Specifically, the British study found that the incidence of abuse was an astounding 33 times higher in homes where the mother was cohabiting with an unrelated boyfriend than in stable nuclear families. Even when the boyfriend was the children’s biological father, the chances of abuse were twice as high.

These findings are consonant with those published a year earlier by Leslie Margolin of the University of Iowa in the journal Child Abuse and Neglect. Prof. Margolin found that boyfriends were 27 times more likely than natural parents to abuse a child. The next-riskiest group, siblings, were only twice as likely as parents to abuse a child.

More recently, a report by Dr. Michael Stiffman presented at the latest meeting of the American Academy of Pediatrics, in October, studied the 175 Missouri children under the age of 5 who were murdered between 1992 and 1994. It found that the risk of a child’s dying at the hands of an adult living in the child’s own household was eight times higher if the adult was biologically unrelated.

The Heritage Foundation’s Patrick Fagan discovered that the number of child-abuse cases appeared to rise in the 1980s along with the general societal acceptance of cohabitation before, or instead of, marriage. That runs counter to the radical-feminist view, which holds that marriage is an oppressive male institution of which violence is an integral feature. If that were true, then child abuse and domestic violence should have decreased along with the rise in cohabitation.

Heritage also found that in the case of very poor children (those in households earning less than $ 15,000 per year), 75 percent lived in a household where the biological father was absent. And 50 percent of adults with less than a high-school education lived in cohabitation arrangements. “This mix — poverty, lack of education, children, and cohabitation — is an incubator for violence,” Fagan says.

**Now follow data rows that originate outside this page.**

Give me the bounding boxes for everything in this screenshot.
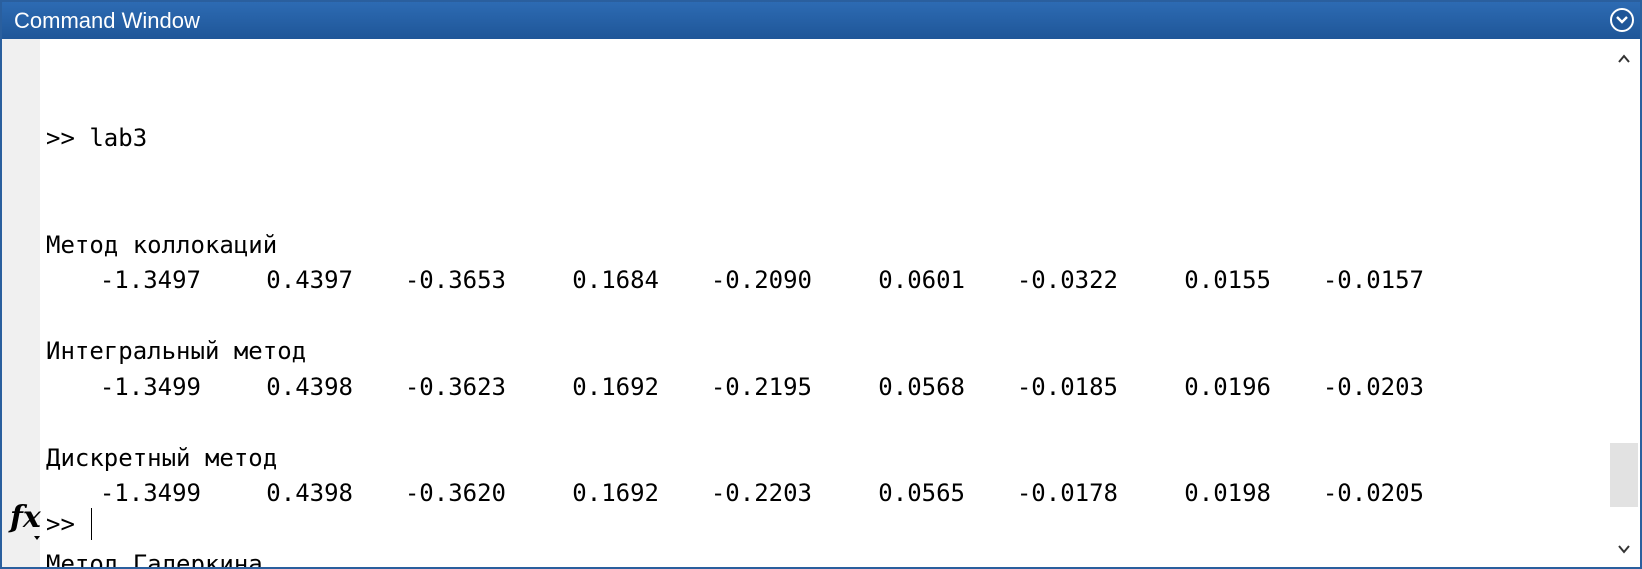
value-cell: -1.3497 xyxy=(99,266,201,294)
value-cell: 0.0601 xyxy=(878,266,965,294)
value-cell: 0.4398 xyxy=(266,372,353,401)
value-cell: 0.1692 xyxy=(572,479,659,507)
value-cell: -0.3623 xyxy=(404,372,506,401)
value-cell: -0.0203 xyxy=(1322,372,1424,401)
section-heading: Дискретный метод xyxy=(46,443,278,472)
value-cell: 0.0196 xyxy=(1184,372,1271,401)
title-bar: Command Window xyxy=(2,2,1640,39)
section-heading: Интегральный метод xyxy=(46,337,307,365)
chevron-down-icon[interactable] xyxy=(1616,541,1632,557)
value-cell: -0.0322 xyxy=(1016,266,1118,294)
value-row: -1.3499 0.4398 -0.3623 0.1692 -0.2195 0.0568 -… xyxy=(46,370,1424,406)
value-cell: -0.0178 xyxy=(1016,479,1118,507)
value-cell: -1.3499 xyxy=(99,372,201,401)
value-cell: -0.2090 xyxy=(710,266,812,294)
value-cell: -1.3499 xyxy=(99,479,201,507)
prompt-symbol: >> xyxy=(46,510,75,538)
value-cell: -0.2195 xyxy=(710,372,812,401)
value-cell: 0.4397 xyxy=(266,266,353,294)
blank-line xyxy=(46,405,306,441)
value-cell: 0.0155 xyxy=(1184,266,1271,294)
fx-dropdown-icon[interactable] xyxy=(34,536,40,540)
command-prompt[interactable]: fx >> xyxy=(2,500,1542,548)
value-cell: 0.0568 xyxy=(878,372,965,401)
command-line: >> lab3 xyxy=(46,124,148,152)
value-cell: 0.1692 xyxy=(572,372,659,401)
value-row: -1.3497 0.4397 -0.3653 0.1684 -0.2090 0.0601 -… xyxy=(46,263,1424,299)
value-cell: -0.0205 xyxy=(1322,479,1424,507)
text-cursor xyxy=(91,508,92,540)
left-gutter xyxy=(2,39,40,567)
value-cell: -0.2203 xyxy=(710,479,812,507)
vertical-scrollbar[interactable] xyxy=(1608,39,1640,567)
scroll-thumb[interactable] xyxy=(1610,443,1638,507)
value-cell: 0.0565 xyxy=(878,479,965,507)
section-heading: Метод Галеркина xyxy=(46,550,263,569)
value-cell: -0.0185 xyxy=(1016,372,1118,401)
value-cell: 0.4398 xyxy=(266,479,353,507)
value-cell: -0.3620 xyxy=(404,479,506,507)
circle-chevron-down-icon[interactable] xyxy=(1610,8,1634,32)
value-cell: 0.1684 xyxy=(572,266,659,294)
value-cell: 0.0198 xyxy=(1184,479,1271,507)
window-title: Command Window xyxy=(14,8,200,33)
fx-icon[interactable]: fx xyxy=(10,500,41,535)
value-cell: -0.3653 xyxy=(404,266,506,294)
console-output[interactable]: >> lab3 Метод коллокаций -1.3497 0.4397 -0.… xyxy=(46,50,1424,569)
chevron-up-icon[interactable] xyxy=(1616,51,1632,67)
section-heading: Метод коллокаций xyxy=(46,230,278,259)
value-cell: -0.0157 xyxy=(1322,266,1424,294)
blank-line xyxy=(46,299,306,335)
value-row: -1.3499 0.4398 -0.3620 0.1692 -0.2203 0.0565 -… xyxy=(46,476,1424,512)
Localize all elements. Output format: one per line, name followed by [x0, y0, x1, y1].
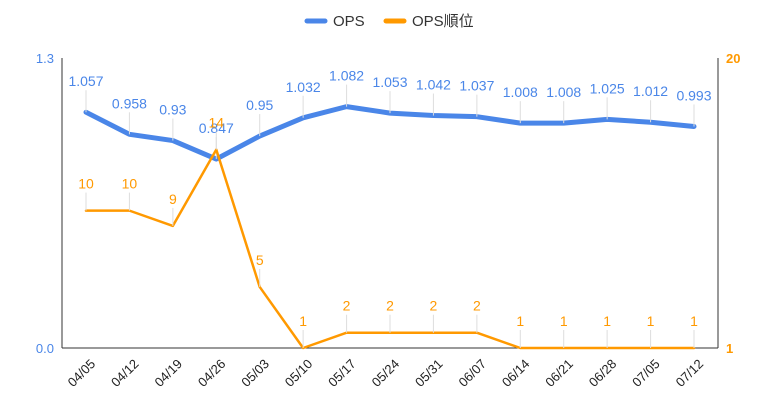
ops-rank-data-label: 14 — [208, 115, 224, 131]
ops-data-label: 1.053 — [372, 74, 407, 90]
ops-data-label: 1.008 — [503, 84, 538, 100]
ops-data-label: 0.993 — [676, 87, 711, 103]
ops-rank-data-label: 1 — [516, 313, 524, 329]
x-tick-label: 05/24 — [369, 356, 403, 390]
ops-data-label: 0.847 — [199, 120, 234, 136]
left-axis-tick-min: 0.0 — [36, 341, 54, 356]
ops-data-label: 1.025 — [590, 80, 625, 96]
x-tick-label: 07/12 — [673, 356, 707, 390]
x-tick-label: 04/05 — [65, 356, 99, 390]
x-tick-label: 05/10 — [282, 356, 316, 390]
ops-rank-data-label: 1 — [690, 313, 698, 329]
ops-rank-data-label: 2 — [473, 298, 481, 314]
ops-data-label: 1.037 — [459, 78, 494, 94]
ops-data-label: 0.93 — [159, 102, 186, 118]
x-tick-label: 06/21 — [542, 356, 576, 390]
ops-data-label: 1.057 — [68, 73, 103, 89]
legend-label-ops-rank: OPS順位 — [412, 13, 474, 30]
x-tick-label: 04/12 — [108, 356, 142, 390]
ops-rank-data-label: 2 — [430, 298, 438, 314]
ops-data-label: 1.082 — [329, 68, 364, 84]
ops-rank-data-label: 9 — [169, 191, 177, 207]
x-tick-label: 05/31 — [412, 356, 446, 390]
ops-rank-data-label: 2 — [386, 298, 394, 314]
right-axis-tick-bottom: 1 — [726, 341, 733, 356]
ops-data-label: 0.95 — [246, 97, 273, 113]
legend-label-ops: OPS — [333, 13, 365, 30]
right-axis-tick-top: 20 — [726, 51, 740, 66]
ops-rank-data-label: 2 — [343, 298, 351, 314]
ops-data-label: 1.008 — [546, 84, 581, 100]
ops-rank-data-label: 10 — [122, 176, 138, 192]
ops-rank-data-label: 5 — [256, 252, 264, 268]
ops-data-label: 1.042 — [416, 77, 451, 93]
ops-rank-data-label: 10 — [78, 176, 94, 192]
ops-data-label: 0.958 — [112, 95, 147, 111]
left-axis-tick-max: 1.3 — [36, 51, 54, 66]
ops-rank-data-label: 1 — [647, 313, 655, 329]
x-tick-label: 04/26 — [195, 356, 229, 390]
x-tick-label: 06/28 — [586, 356, 620, 390]
ops-rank-data-label: 1 — [560, 313, 568, 329]
x-tick-label: 07/05 — [629, 356, 663, 390]
ops-data-label: 1.032 — [286, 79, 321, 95]
ops-data-label: 1.012 — [633, 83, 668, 99]
ops-rank-data-label: 1 — [299, 313, 307, 329]
x-tick-label: 05/03 — [238, 356, 272, 390]
x-tick-label: 05/17 — [325, 356, 359, 390]
x-tick-label: 04/19 — [151, 356, 185, 390]
x-tick-label: 06/14 — [499, 356, 533, 390]
x-tick-label: 06/07 — [455, 356, 489, 390]
ops-rank-data-label: 1 — [603, 313, 611, 329]
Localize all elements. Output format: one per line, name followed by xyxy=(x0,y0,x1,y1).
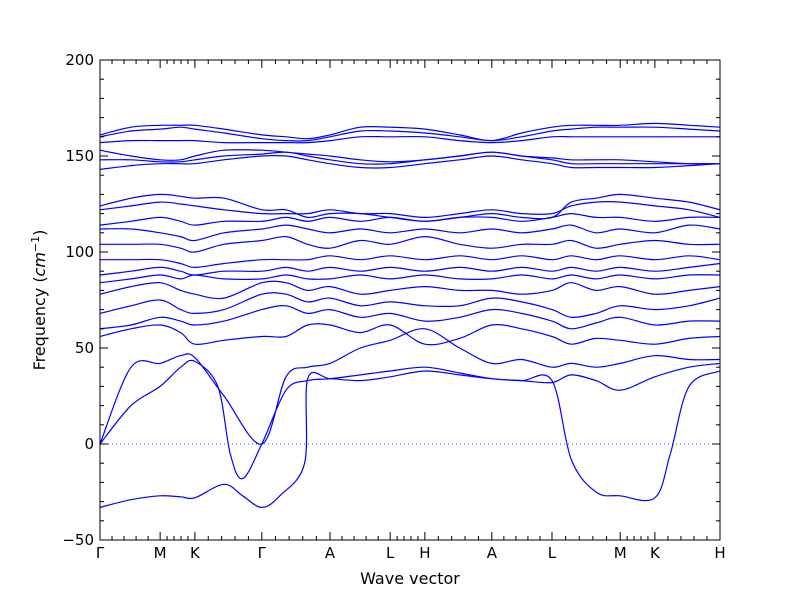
y-tick-label: 150 xyxy=(65,147,94,165)
high-symmetry-label: K xyxy=(190,544,201,562)
y-axis-label: Frequency (cm−1) xyxy=(29,230,49,371)
y-tick-label: 0 xyxy=(84,435,94,453)
high-symmetry-label: K xyxy=(650,544,661,562)
phonon-branch-14 xyxy=(99,200,721,218)
y-axis-unit-exponent: −1 xyxy=(29,236,42,252)
phonon-branch-5 xyxy=(99,305,721,330)
y-tick-label: 200 xyxy=(65,51,94,69)
y-tick-label: 50 xyxy=(75,339,94,357)
y-tick-label: −50 xyxy=(62,531,94,549)
high-symmetry-label: M xyxy=(614,544,627,562)
phonon-branch-9 xyxy=(99,262,721,276)
phonon-branch-4 xyxy=(99,323,721,346)
phonon-branch-16 xyxy=(99,154,721,170)
phonon-branch-10 xyxy=(100,255,721,268)
high-symmetry-label: Γ xyxy=(96,544,105,562)
high-symmetry-label: A xyxy=(487,544,498,562)
phonon-branch-18 xyxy=(99,149,721,165)
phonon-branch-15 xyxy=(99,193,721,222)
phonon-branch-1 xyxy=(99,370,721,508)
y-axis-unit: cm xyxy=(30,252,49,276)
y-tick-label: 100 xyxy=(65,243,94,261)
phonon-branch-12 xyxy=(99,224,721,242)
high-symmetry-label: M xyxy=(154,544,167,562)
phonon-branch-8 xyxy=(99,274,721,284)
high-symmetry-label: H xyxy=(419,544,430,562)
high-symmetry-label: L xyxy=(386,544,395,562)
x-axis-label: Wave vector xyxy=(360,569,460,588)
phonon-branch-7 xyxy=(99,280,721,300)
high-symmetry-label: Γ xyxy=(258,544,267,562)
phonon-branch-19 xyxy=(99,135,721,144)
y-axis-label-text: Frequency xyxy=(30,288,49,371)
phonon-branch-11 xyxy=(100,235,721,253)
phonon-branch-17 xyxy=(99,151,720,165)
high-symmetry-label: L xyxy=(548,544,557,562)
phonon-branch-3 xyxy=(99,328,721,445)
plot-frame xyxy=(99,59,721,541)
phonon-branch-2 xyxy=(99,359,721,480)
high-symmetry-label: A xyxy=(325,544,336,562)
high-symmetry-label: H xyxy=(714,544,725,562)
phonon-branch-20 xyxy=(99,126,721,142)
phonon-branch-6 xyxy=(99,292,721,318)
plot-area xyxy=(99,122,721,508)
phonon-branch-21 xyxy=(99,122,721,142)
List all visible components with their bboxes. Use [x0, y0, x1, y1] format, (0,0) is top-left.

Why, then, do we ignore the problem? Fagan has a theory: “It is extremely politically incorrect to suggest that living together might not be the best living arrangement.”

The moral of the story is that it is a lot safer for children if we promote marriage as a way of attaching mothers and fathers to their children. Fathers who have a biological connection to children are a lot less likely to harm them. And a lot of social problems like child poverty, promiscuity and violence cannot be solved by replacing a father with a check from the government. We need to support fathers by empowering them in their traditional roles. Let the men lead.